More than 60,000 people have been killed in the Syrian conflict since March of 2011, says the UN High Commissioner for Human Rights.
By Elad Benari
First Publish: 1/3/2013, 4:17 AM

Damaged Syria buildings
Damaged Syria buildings
Reuters

More than 60,000 people have been killed in the Syrian conflict, the UN said on Wednesday, as dozens more died or were wounded when an air strike hit a service station near Damascus.

AFP reported that UN High Commissioner for Human Rights Navi Pillay said in Geneva that 59,648 people had died through the end of November in the 21-month conflict, which began as a peaceful uprising in March 2011.

"Given there has been no let-up in the conflict since the end of November, we can assume that more than 60,000 people have been killed by the beginning of 2013," Pillay said in a statement quoted by the news agency.

"The number of casualties is much higher than we expected, and is truly shocking," she added.

Pillay said in December 2011 that the UN was unable to provide precise figures on the number of deaths.

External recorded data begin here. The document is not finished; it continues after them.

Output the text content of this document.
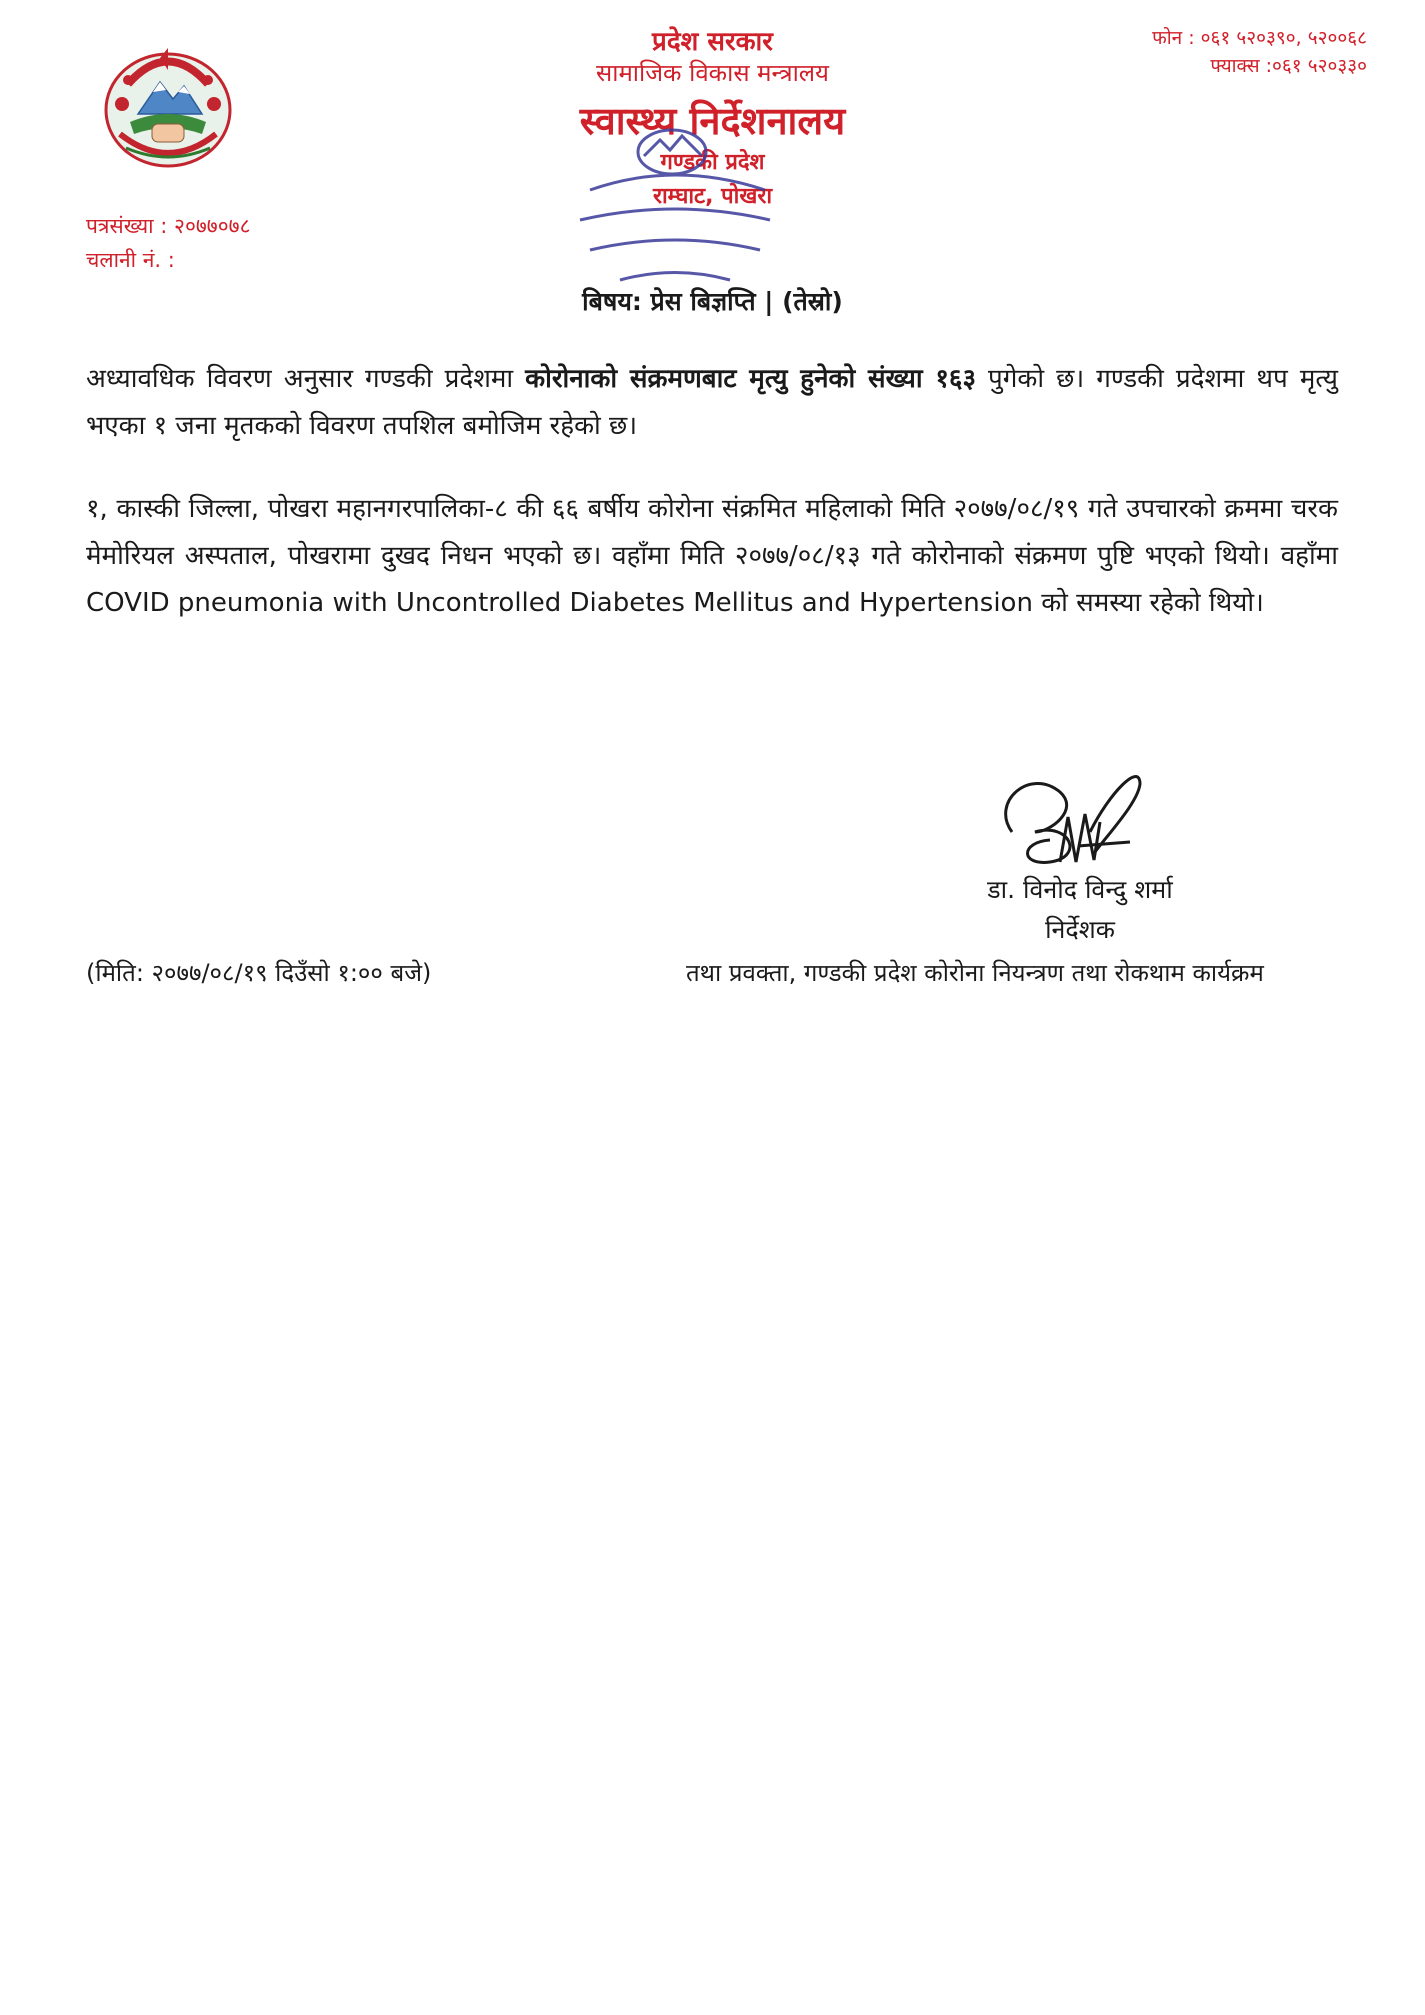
प्रदेश सरकार
सामाजिक विकास मन्त्रालय
स्वास्थ्य निर्देशनालय
गण्डकी प्रदेश
राम्घाट, पोखरा
फोन : ०६१ ५२०३९०, ५२००६८
फ्याक्स :०६१ ५२०३३०
पत्रसंख्या : २०७७०७८
चलानी नं. :
बिषय: प्रेस बिज्ञप्ति | (तेस्रो)
अध्यावधिक विवरण अनुसार गण्डकी प्रदेशमा कोरोनाको संक्रमणबाट मृत्यु हुनेको संख्या १६३ पुगेको छ। गण्डकी प्रदेशमा थप मृत्यु भएका १ जना मृतकको विवरण तपशिल बमोजिम रहेको छ।
१, कास्की जिल्ला, पोखरा महानगरपालिका-८ की ६६ बर्षीय कोरोना संक्रमित महिलाको मिति २०७७/०८/१९ गते उपचारको क्रममा चरक मेमोरियल अस्पताल, पोखरामा दुखद निधन भएको छ। वहाँमा मिति २०७७/०८/१३ गते कोरोनाको संक्रमण पुष्टि भएको थियो। वहाँमा COVID pneumonia with Uncontrolled Diabetes Mellitus and Hypertension को समस्या रहेको थियो।
डा. विनोद विन्दु शर्मा
निर्देशक
तथा प्रवक्ता, गण्डकी प्रदेश कोरोना नियन्त्रण तथा रोकथाम कार्यक्रम
(मिति: २०७७/०८/१९ दिउँसो १:०० बजे)
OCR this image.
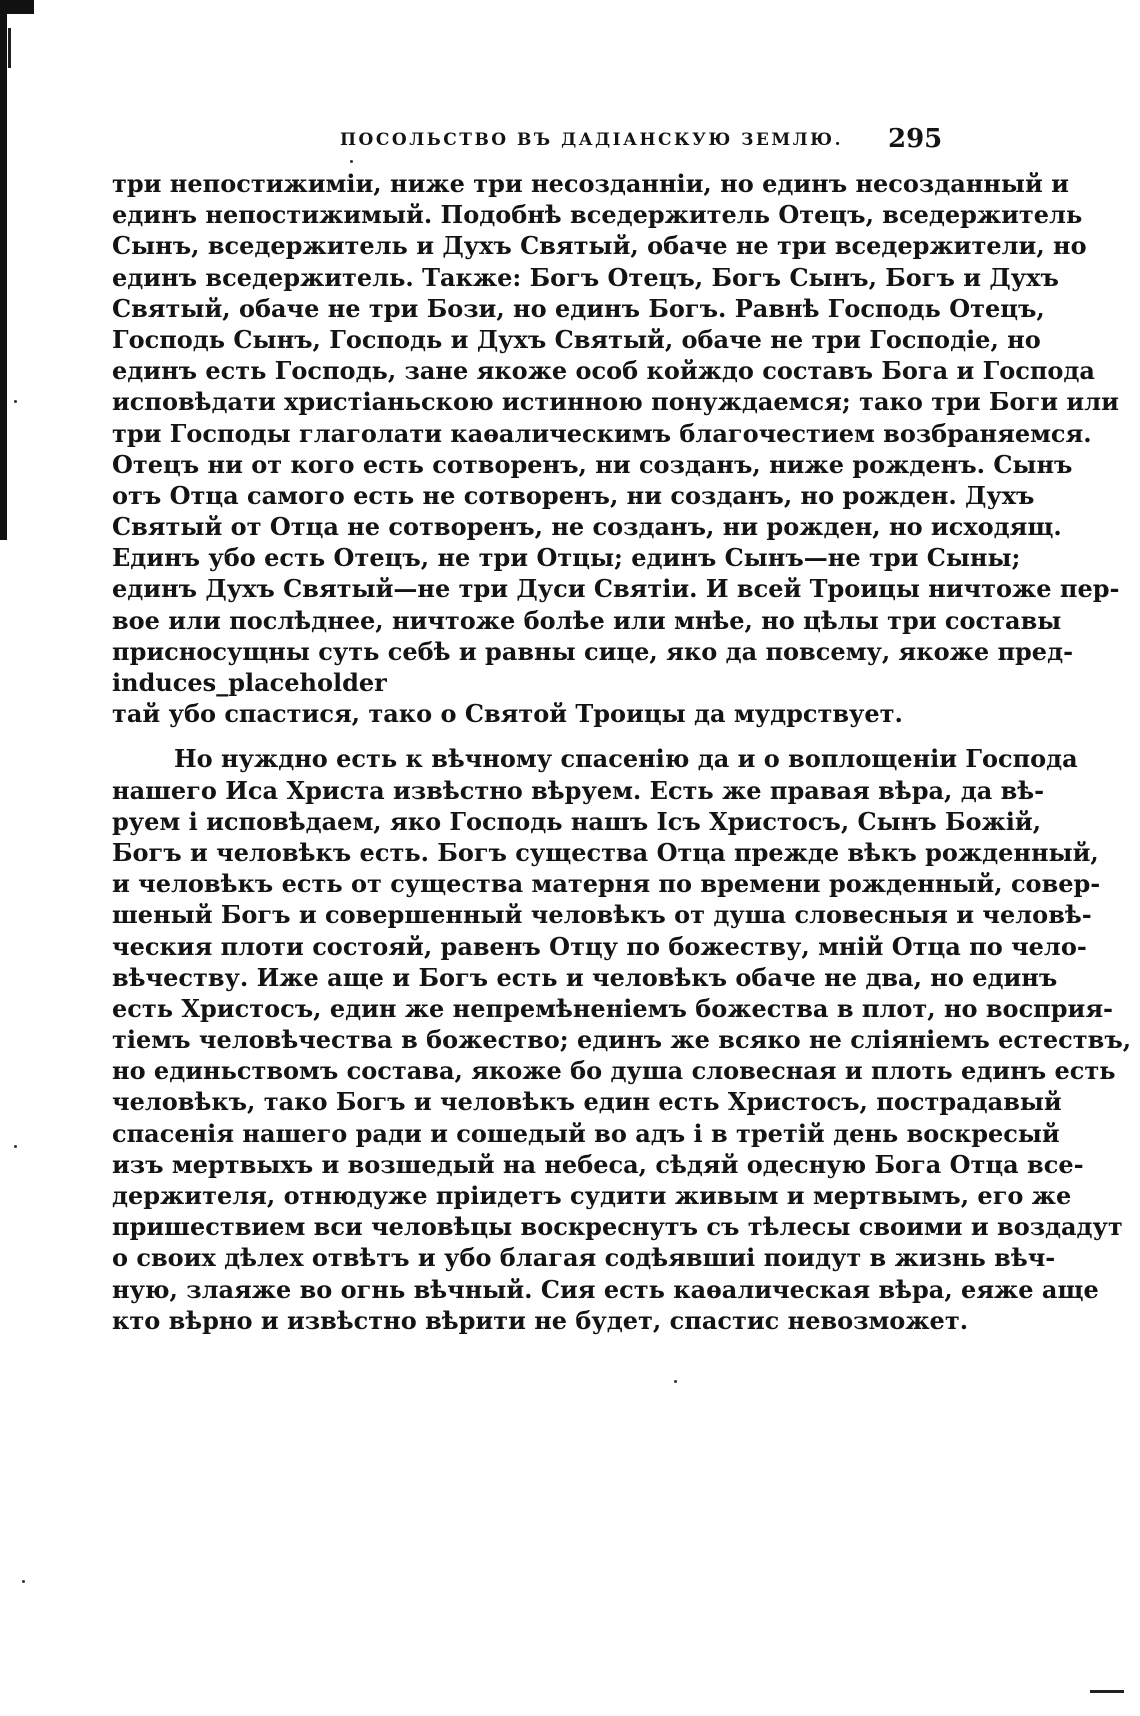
ПОСОЛЬСТВО ВЪ ДАДІАНСКУЮ ЗЕМЛЮ. 295
три непостижиміи, ниже три несозданніи, но единъ несозданный и
единъ непостижимый. Подобнѣ вседержитель Отецъ, вседержитель
Сынъ, вседержитель и Духъ Святый, обаче не три вседержители, но
единъ вседержитель. Также: Богъ Отецъ, Богъ Сынъ, Богъ и Духъ
Святый, обаче не три Бози, но единъ Богъ. Равнѣ Господь Отецъ,
Господь Сынъ, Господь и Духъ Святый, обаче не три Господіе, но
единъ есть Господь, зане якоже особ койждо составъ Бога и Господа
исповѣдати христіаньскою истинною понуждаемся; тако три Боги или
три Господы глаголати каѳалическимъ благочестием возбраняемся.
Отецъ ни от кого есть сотворенъ, ни созданъ, ниже рожденъ. Сынъ
отъ Отца самого есть не сотворенъ, ни созданъ, но рожден. Духъ
Святый от Отца не сотворенъ, не созданъ, ни рожден, но исходящ.
Единъ убо есть Отецъ, не три Отцы; единъ Сынъ—не три Сыны;
единъ Духъ Святый—не три Дуси Святіи. И всей Троицы ничтоже пер-
вое или послѣднее, ничтоже болѣе или мнѣе, но цѣлы три составы
присносущны суть себѣ и равны сице, яко да повсему, якоже пред-
induces_placeholder
тай убо спастися, тако о Святой Троицы да мудрствует.
Но нуждно есть к вѣчному спасенію да и о воплощеніи Господа
нашего Иса Христа извѣстно вѣруем. Есть же правая вѣра, да вѣ-
руем і исповѣдаем, яко Господь нашъ Ісъ Христосъ, Сынъ Божій,
Богъ и человѣкъ есть. Богъ существа Отца прежде вѣкъ рожденный,
и человѣкъ есть от существа матерня по времени рожденный, совер-
шеный Богъ и совершенный человѣкъ от душа словесныя и человѣ-
ческия плоти состояй, равенъ Отцу по божеству, мній Отца по чело-
вѣчеству. Иже аще и Богъ есть и человѣкъ обаче не два, но единъ
есть Христосъ, един же непремѣненіемъ божества в плот, но восприя-
тіемъ человѣчества в божество; единъ же всяко не сліяніемъ естествъ,
но единьствомъ состава, якоже бо душа словесная и плоть единъ есть
человѣкъ, тако Богъ и человѣкъ един есть Христосъ, пострадавый
спасенія нашего ради и сошедый во адъ і в третій день воскресый
изъ мертвыхъ и возшедый на небеса, сѣдяй одесную Бога Отца все-
держителя, отнюдуже пріидетъ судити живым и мертвымъ, его же
пришествием вси человѣцы воскреснутъ съ тѣлесы своими и воздадут
о своих дѣлех отвѣтъ и убо благая содѣявшиі поидут в жизнь вѣч-
ную, злаяже во огнь вѣчный. Сия есть каѳалическая вѣра, еяже аще
кто вѣрно и извѣстно вѣрити не будет, спастис невозможет.
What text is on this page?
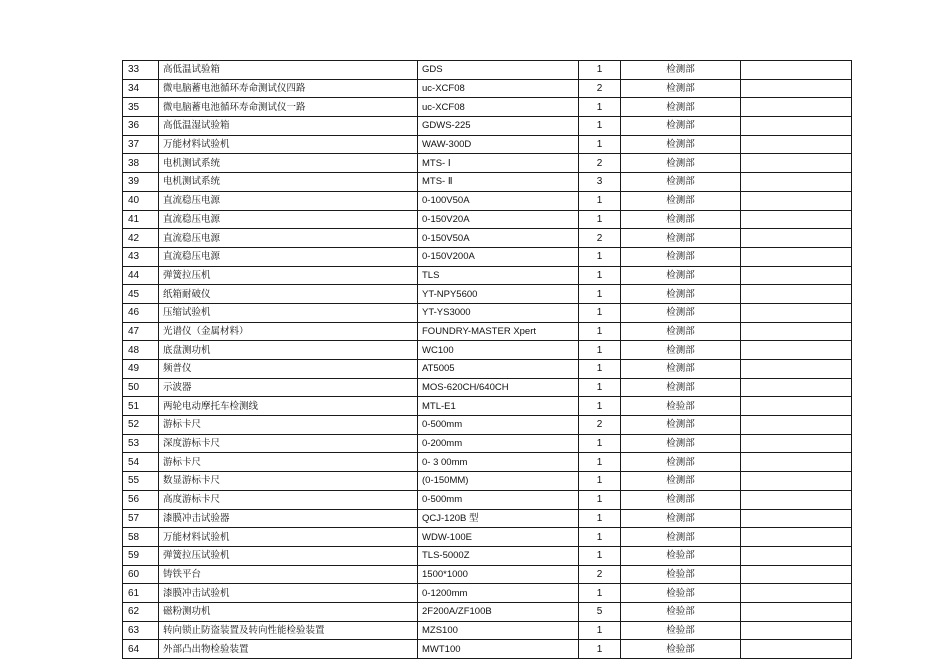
33	高低温试验箱	GDS	1	检测部	
34	微电脑蓄电池循环寿命测试仪四路	uc-XCF08	2	检测部	
35	微电脑蓄电池循环寿命测试仪一路	uc-XCF08	1	检测部	
36	高低温湿试验箱	GDWS-225	1	检测部	
37	万能材料试验机	WAW-300D	1	检测部	
38	电机测试系统	MTS- Ⅰ	2	检测部	
39	电机测试系统	MTS- Ⅱ	3	检测部	
40	直流稳压电源	0-100V50A	1	检测部	
41	直流稳压电源	0-150V20A	1	检测部	
42	直流稳压电源	0-150V50A	2	检测部	
43	直流稳压电源	0-150V200A	1	检测部	
44	弹簧拉压机	TLS	1	检测部	
45	纸箱耐破仪	YT-NPY5600	1	检测部	
46	压缩试验机	YT-YS3000	1	检测部	
47	光谱仪（金属材料）	FOUNDRY-MASTER Xpert	1	检测部	
48	底盘测功机	WC100	1	检测部	
49	频普仪	AT5005	1	检测部	
50	示波器	MOS-620CH/640CH	1	检测部	
51	两轮电动摩托车检测线	MTL-E1	1	检验部	
52	游标卡尺	0-500mm	2	检测部	
53	深度游标卡尺	0-200mm	1	检测部	
54	游标卡尺	0- 3 00mm	1	检测部	
55	数显游标卡尺	(0-150MM)	1	检测部	
56	高度游标卡尺	0-500mm	1	检测部	
57	漆膜冲击试验器	QCJ-120B 型	1	检测部	
58	万能材料试验机	WDW-100E	1	检测部	
59	弹簧拉压试验机	TLS-5000Z	1	检验部	
60	铸铁平台	1500*1000	2	检验部	
61	漆膜冲击试验机	0-1200mm	1	检验部	
62	磁粉测功机	2F200A/ZF100B	5	检验部	
63	转向锁止防盗装置及转向性能检验装置	MZS100	1	检验部	
64	外部凸出物检验装置	MWT100	1	检验部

Since then, media have been relying on the Syrian Observatory for Human Rights, which put the total on Monday at more than 46,000.

"Although this is the most detailed and wide-ranging analysis of casualty figures so far, this is by no means a definitive figure," Pillay said, according to AFP.

Analysis has shown a steady increase in the average number of documented deaths per month since the beginning of the conflict, growing from around 1,000 in the summer of 2011 to an average of more than 5,000 since July 2012.

The Observatory said a regime air strike in the Eastern Ghuta region of Damascus killed or wounded dozens of people, many of them horribly burned.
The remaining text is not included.